Gouda Mac and Cheese with Peas and Microgreens

Thanks to a mention by Spicy Bee while she visited Besaws, my memories have been jogged about the existence of meatloaf, and how I haven’t had it for a very long time. I’ve been craving it for a few weeks.

When friends came over to marathon Game of Thrones before the season 3 premiere next Sunday, I asked her to bring meatloaf, and I would make a side. I was torn between making green beans with potatoes versus mac and cheese, but when the cold wind was blowing on Saturday at the Portland Farmers Market and I saw these microgreens from Nightlight Farms that I wrote about a couple days ago, I thought they would be great as a topping, the choice was made. I admit that maybe halfway through the plate of cheeseburger meatloaf and this cheesy but crunchy gouda mac n cheese with peas and microgreens topping that I felt a need to switch out my jeans for soft stretchy yoga pants.

Ingredients (serves 8):

  • 1 box (1 pound) of farfalle (or whatever shape) pasta you would like
  • Salt (to taste)
  • 3 tablespoons of olive oil
  • 12 ounce bag of frozen sweet peas
  • 2 tablespoons unsalted butter
  • 2 tablespoons of flour
  • 2 cups of milk, or you can use 1 1/2 cups and 1/2 cup cream, or all cream. You pick the richness level.
  • 1/2 tablespoon of ground nutmeg (this is my take because I like nutmeg, and I did not freshly ground it so used more. The actual recipe calls for 1/2 teaspoon worth)
  • 3/4 pound of shredded smoked gouda cheese. For best results, shred the cheese the day of, and don’t use the pre-shredded that will have cornstarch and not taste as fresh. The key to kicking mac and cheese is to use good cheese you shred yourself
  • 3 tablespoons seasoned panko breadcrumbs
  • 1/2 cup of microgreens: I used a bit of pea sprouts and broccoli sprouts

Directions:

  1. Boil a pot of salted water and cook the pasta.
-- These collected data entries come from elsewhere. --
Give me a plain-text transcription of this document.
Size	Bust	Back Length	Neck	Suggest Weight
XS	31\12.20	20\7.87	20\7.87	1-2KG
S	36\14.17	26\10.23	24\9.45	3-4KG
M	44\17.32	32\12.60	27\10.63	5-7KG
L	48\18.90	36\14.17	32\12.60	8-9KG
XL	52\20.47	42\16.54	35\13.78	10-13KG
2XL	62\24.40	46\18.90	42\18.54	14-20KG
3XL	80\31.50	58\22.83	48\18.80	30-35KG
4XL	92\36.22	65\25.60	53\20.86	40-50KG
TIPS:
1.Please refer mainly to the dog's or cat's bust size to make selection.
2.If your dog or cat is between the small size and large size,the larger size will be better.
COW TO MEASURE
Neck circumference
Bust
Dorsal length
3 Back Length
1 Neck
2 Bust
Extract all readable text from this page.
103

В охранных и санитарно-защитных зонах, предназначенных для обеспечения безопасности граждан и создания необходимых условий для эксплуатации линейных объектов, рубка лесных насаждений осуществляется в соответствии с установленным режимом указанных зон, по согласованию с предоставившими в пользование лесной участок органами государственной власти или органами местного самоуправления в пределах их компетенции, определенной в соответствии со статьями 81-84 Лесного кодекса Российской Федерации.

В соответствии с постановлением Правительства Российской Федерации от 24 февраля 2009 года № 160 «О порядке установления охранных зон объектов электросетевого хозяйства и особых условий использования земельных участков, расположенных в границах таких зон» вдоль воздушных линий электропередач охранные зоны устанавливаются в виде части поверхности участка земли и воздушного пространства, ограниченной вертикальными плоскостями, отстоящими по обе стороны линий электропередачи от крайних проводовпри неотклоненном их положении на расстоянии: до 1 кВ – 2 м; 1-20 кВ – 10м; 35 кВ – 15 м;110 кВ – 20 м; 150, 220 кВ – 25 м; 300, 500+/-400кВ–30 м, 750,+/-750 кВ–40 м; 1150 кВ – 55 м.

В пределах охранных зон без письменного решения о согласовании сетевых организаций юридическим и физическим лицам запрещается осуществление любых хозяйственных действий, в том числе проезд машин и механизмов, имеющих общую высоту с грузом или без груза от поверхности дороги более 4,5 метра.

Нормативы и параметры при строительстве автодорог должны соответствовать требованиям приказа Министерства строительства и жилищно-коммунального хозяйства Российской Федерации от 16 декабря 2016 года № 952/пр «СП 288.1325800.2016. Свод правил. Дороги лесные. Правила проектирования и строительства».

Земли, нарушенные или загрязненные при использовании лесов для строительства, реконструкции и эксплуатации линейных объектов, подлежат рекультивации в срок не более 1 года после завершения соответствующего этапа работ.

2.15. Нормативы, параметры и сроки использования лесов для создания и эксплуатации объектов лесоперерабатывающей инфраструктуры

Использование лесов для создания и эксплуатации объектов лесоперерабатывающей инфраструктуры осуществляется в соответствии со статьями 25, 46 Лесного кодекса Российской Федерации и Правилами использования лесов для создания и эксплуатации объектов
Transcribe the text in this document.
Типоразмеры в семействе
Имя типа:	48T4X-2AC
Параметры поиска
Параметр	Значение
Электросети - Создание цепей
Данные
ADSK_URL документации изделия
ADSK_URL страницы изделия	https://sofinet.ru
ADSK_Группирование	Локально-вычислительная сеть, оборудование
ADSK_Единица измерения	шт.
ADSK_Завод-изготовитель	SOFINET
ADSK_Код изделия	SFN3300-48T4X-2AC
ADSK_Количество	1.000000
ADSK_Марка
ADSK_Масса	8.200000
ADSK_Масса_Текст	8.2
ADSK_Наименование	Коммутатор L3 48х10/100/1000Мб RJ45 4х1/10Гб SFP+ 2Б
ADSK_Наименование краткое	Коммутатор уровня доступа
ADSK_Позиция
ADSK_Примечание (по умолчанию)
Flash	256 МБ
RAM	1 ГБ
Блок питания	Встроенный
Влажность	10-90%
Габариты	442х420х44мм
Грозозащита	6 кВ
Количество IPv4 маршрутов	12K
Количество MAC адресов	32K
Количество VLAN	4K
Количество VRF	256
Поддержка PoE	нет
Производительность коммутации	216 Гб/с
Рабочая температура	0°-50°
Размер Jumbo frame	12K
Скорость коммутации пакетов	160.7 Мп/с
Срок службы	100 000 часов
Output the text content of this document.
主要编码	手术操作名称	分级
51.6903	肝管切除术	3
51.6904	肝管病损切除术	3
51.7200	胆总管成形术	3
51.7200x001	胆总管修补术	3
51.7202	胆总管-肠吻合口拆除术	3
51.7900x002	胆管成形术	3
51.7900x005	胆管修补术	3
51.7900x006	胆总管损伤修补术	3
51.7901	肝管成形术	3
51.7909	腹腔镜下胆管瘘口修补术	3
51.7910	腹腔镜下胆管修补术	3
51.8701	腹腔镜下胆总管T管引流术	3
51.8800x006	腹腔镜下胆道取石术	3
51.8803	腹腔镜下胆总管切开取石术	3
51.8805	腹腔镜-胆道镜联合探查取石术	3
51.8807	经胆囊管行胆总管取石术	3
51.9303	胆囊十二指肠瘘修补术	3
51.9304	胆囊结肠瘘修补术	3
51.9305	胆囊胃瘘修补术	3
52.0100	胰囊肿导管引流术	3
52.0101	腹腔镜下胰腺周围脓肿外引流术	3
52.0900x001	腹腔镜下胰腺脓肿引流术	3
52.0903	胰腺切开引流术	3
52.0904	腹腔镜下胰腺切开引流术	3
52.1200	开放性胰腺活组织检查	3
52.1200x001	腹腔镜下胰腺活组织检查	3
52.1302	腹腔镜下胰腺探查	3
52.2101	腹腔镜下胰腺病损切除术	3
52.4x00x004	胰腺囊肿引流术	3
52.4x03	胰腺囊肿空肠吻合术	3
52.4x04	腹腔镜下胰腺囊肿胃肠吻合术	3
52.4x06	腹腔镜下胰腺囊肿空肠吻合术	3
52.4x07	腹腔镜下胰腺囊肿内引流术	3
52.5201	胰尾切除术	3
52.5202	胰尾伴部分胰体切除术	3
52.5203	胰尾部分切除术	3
You can set it aside in the casserole dish you are going to use with about 3 tablespoons of olive oil so the pasta do not stick to each other in clumps.
  2. Meanwhile, defrost the sweet peas and add with the hot pasta. Preheat the oven to 400 degrees F.
  3. Now, for the classic mother sauce, the béchamel sauce. This is a classic French white sauce made by stirring dairy into a mixture of equal parts flour and butter, and then adding the smoked cheese makes it thick and creamy cheesy goodness! In a saucepan on medium heat, melt the butter, and then slowly whisk in the flour, keep whisking to make it smooth for a few minutes until it thickens and browns slightly. Now, add the milk and bring to a boil, whisking constantly.
  4. Lower the heat and add the cream (if using), most of the smoked Gouda (reserve a handful or two to sprinkle as part of the topping), paprika and nutmeg and whisk just until the cheese is melted and fully incorporated. Season with salt and pepper, and then pour this sauce into the casserole dish with the pasta and peas. Mix it all together.
  5. Top with the handful of shredded cheese you reserved, and then seasoned panko breadcrumbs
  6. Bake in the oven at 400 degrees F for 15 – 20 minutes or until the top is golden brown.
  7. Finally, top the mac and cheese with the microgreens of pea shoots and broccoli shoots from Nightlight Farms.

Mac and cheese is so easy to sneak in vegetables, and I liked how the broccoli shoots added additional texture and crunch above and beyond the panko topping.